As a response to the theme of kingship in the first reading, we might expect a psalm celebrating the kingship of God. Psalm 145 would have been ideal. It begins, “I sing your praises, God my King.” Instead, we get Psalm 122 – celebrating Jerusalem and the temple. The assemblers of the Lectionary had a bad day. They redeemed themselves, however, in their choice of the Alleluia verse, a quote from the Gospel of Mark. It is a tribute to Jesus during his royal entry into Jerusalem, “Blessed is he who comes in the name of the Lord. Blessed is the kingdom of our father David, that is about to arrive.”

The second reading is an early Christian hymn of thanksgiving to God the Father for sharing the inheritance with us. How did God do this? “He transferred to us the kingdom of his beloved Son.” The remainder of the hymn lists the accomplishments of the Son: redemption; forgiveness of sins; his role in creation; his role as head of his body, which is the Church; his resurrection; and his role in our reconciliation with God, making peace between heaven and earth by the blood of his cross.

The gospel reading is taken from the Passion of our Lord Jesus Christ according to Luke. The scene is immediately after Jesus’ crucifixion, during which he asked his Father to forgive his executioners. After Jesus was suspended from the cross, a series of three sets of mockeries take the stage. All three have the theme of Jesus as Savior, a deliberate irony on the part of Luke. The one they ridicule as Savior in reality is the Savior. The first mockery is by the Sadducean high priestly families who plotted to kill Jesus and were the deadly enemies of the Christian movement after the ascension. Luke calls them “the rulers.” Their taunt: “He saved others. Let him save himself, if he is the Chosen One, the Christ of God.”

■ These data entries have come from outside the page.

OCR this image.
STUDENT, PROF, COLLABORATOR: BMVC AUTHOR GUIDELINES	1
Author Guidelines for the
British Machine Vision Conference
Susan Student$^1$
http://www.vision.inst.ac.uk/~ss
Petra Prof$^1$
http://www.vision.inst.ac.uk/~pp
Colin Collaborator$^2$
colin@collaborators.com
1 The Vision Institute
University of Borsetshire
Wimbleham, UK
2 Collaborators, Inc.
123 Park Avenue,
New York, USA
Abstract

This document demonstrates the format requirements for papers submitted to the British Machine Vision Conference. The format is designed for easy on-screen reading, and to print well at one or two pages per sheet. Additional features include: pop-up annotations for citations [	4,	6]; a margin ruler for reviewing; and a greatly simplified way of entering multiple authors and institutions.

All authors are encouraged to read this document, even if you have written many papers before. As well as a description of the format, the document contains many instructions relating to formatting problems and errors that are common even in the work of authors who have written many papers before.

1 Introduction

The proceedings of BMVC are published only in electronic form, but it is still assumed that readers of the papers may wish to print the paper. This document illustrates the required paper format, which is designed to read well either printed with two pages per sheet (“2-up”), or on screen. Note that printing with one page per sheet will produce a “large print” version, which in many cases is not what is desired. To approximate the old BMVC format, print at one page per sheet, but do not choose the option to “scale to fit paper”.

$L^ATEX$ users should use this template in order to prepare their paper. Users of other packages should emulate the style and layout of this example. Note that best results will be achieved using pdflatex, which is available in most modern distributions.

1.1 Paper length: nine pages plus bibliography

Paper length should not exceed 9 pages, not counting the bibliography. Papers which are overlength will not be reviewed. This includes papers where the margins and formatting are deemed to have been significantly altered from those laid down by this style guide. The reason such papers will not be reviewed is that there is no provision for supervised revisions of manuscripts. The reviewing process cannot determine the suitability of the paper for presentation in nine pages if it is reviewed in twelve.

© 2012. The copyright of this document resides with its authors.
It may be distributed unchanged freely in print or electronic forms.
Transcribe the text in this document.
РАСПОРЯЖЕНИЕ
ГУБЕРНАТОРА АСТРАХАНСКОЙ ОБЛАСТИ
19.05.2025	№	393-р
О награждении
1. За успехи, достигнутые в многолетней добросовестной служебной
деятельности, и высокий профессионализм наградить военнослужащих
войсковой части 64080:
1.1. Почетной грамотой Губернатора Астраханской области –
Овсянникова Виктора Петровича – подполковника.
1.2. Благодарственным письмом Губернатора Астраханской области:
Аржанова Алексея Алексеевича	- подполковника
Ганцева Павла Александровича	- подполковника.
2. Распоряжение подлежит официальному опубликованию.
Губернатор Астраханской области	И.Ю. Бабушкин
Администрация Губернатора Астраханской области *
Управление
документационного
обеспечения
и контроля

Luke was very precise in choosing these two titles. The Chosen One takes us back to Luke’s version of the transfiguration of Jesus. While Jesus shines in glory, the voice from heaven thunders, “This is my Son, the Chosen One.” Thus, Luke proclaims that the one on the cross, once seen in glory, is the Son of God. Luke is also aware of the origin of the title Chosen One. He found it in Isaiah 42:1, a hymn that describes the mission of an unidentified Servant of the Lord. Christian teachers, preachers and our New Testament authors used the Servant’s mission statement in this hymn and three similar hymns in Isaiah to form the theology of Jesus suffering, death and resurrection.

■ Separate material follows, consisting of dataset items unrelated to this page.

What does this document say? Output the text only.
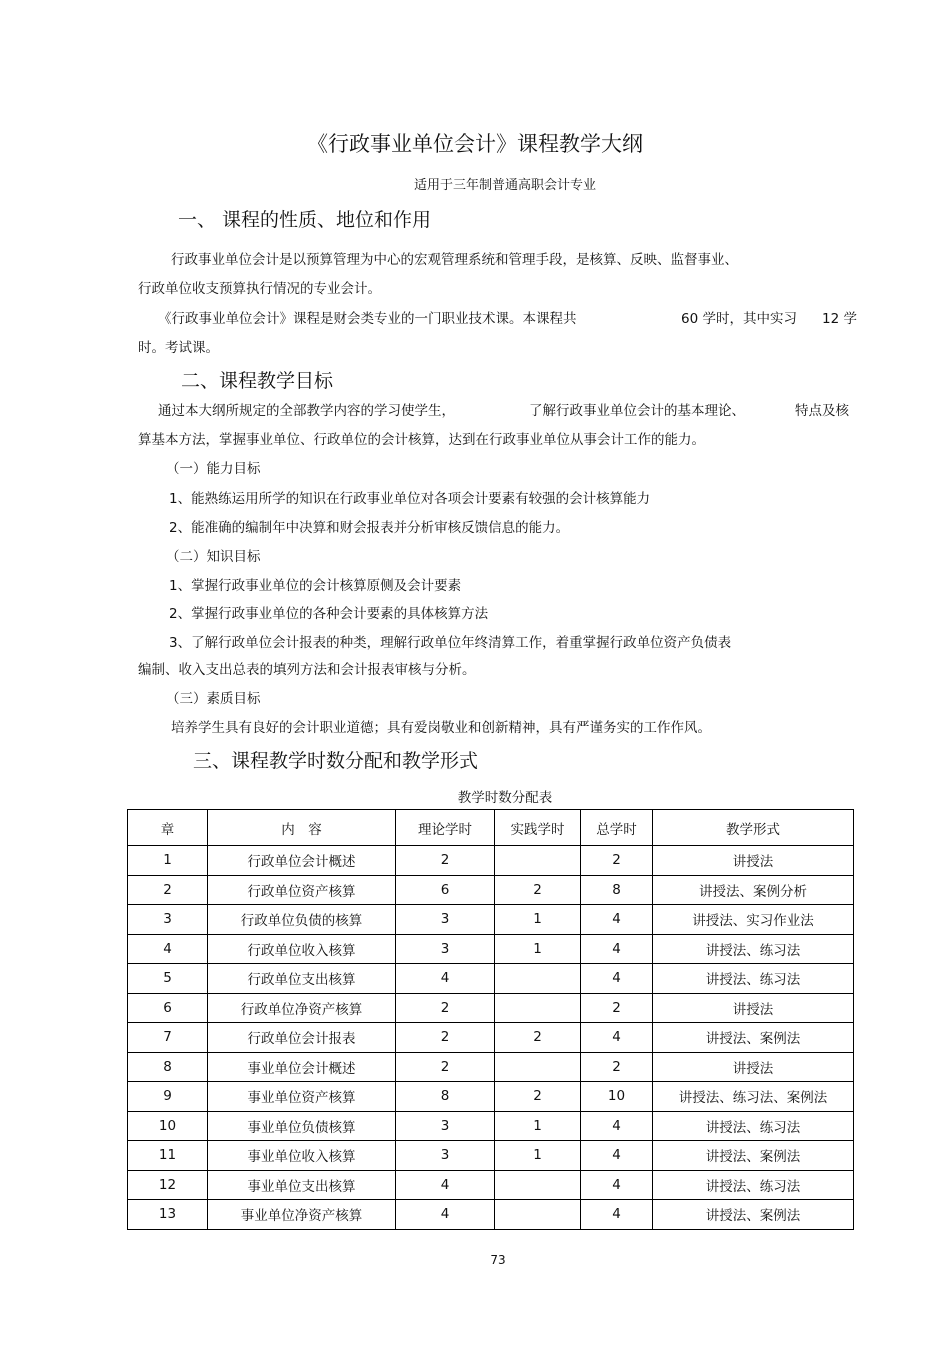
《行政事业单位会计》课程教学大纲
适用于三年制普通高职会计专业
一、 课程的性质、地位和作用
行政事业单位会计是以预算管理为中心的宏观管理系统和管理手段，是核算、反映、监督事业、
行政单位收支预算执行情况的专业会计。
《行政事业单位会计》课程是财会类专业的一门职业技术课。本课程共	60 学时，其中实习 12 学
时。考试课。
二、课程教学目标
通过本大纲所规定的全部教学内容的学习使学生，	了解行政事业单位会计的基本理论、	特点及核
算基本方法，掌握事业单位、行政单位的会计核算，达到在行政事业单位从事会计工作的能力。
（一）能力目标
1、能熟练运用所学的知识在行政事业单位对各项会计要素有较强的会计核算能力
2、能准确的编制年中决算和财会报表并分析审核反馈信息的能力。
（二）知识目标
1、掌握行政事业单位的会计核算原侧及会计要素
2、掌握行政事业单位的各种会计要素的具体核算方法
3、了解行政单位会计报表的种类，理解行政单位年终清算工作，着重掌握行政单位资产负债表
编制、收入支出总表的填列方法和会计报表审核与分析。
（三）素质目标
培养学生具有良好的会计职业道德；具有爱岗敬业和创新精神，具有严谨务实的工作作风。
三、课程教学时数分配和教学形式
教学时数分配表
章	内　容	理论学时	实践学时	总学时	教学形式
1	行政单位会计概述	2		2	讲授法
2	行政单位资产核算	6	2	8	讲授法、案例分析
3	行政单位负债的核算	3	1	4	讲授法、实习作业法
4	行政单位收入核算	3	1	4	讲授法、练习法
5	行政单位支出核算	4		4	讲授法、练习法
6	行政单位净资产核算	2		2	讲授法
7	行政单位会计报表	2	2	4	讲授法、案例法
8	事业单位会计概述	2		2	讲授法
9	事业单位资产核算	8	2	10	讲授法、练习法、案例法
10	事业单位负债核算	3	1	4	讲授法、练习法
11	事业单位收入核算	3	1	4	讲授法、案例法
12	事业单位支出核算	4		4	讲授法、练习法
13	事业单位净资产核算	4		4	讲授法、案例法
73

The second set of mockers arrives on stage. They are soldiers of the Roman military’s execution squad. Their taunt: “If you are the King of the Jews, save yourself.” They said this as they offered him a narcotic – vinegar or sour wine on a sponge to lessen the pain of crucifixion. Here again we see Luke’s irony. The centurion of these soldiers who taunted Jesus about saving himself, will soon be saved by Jesus, when after his death the centurion proclaims, “Indeed this man was innocent!” Two criminals were crucified with Jesus, one on each side. The third mockery comes from one of them. “Are you not the Christ (Messiah)? Save yourself and us.” Again Luke’s irony, as he shows that Jesus is indeed their Savior. The other criminal rebukes the mocker, and says, “Jesus, remember me when you come into your kingdom.” Salvation is at hand, as Jesus replies with an oath, “Amen, I say to you, today you will be with me in Paradise.” This unknown repentant criminal is privileged to be the last in Luke’s gospel to proclaim Jesus’ kingdom.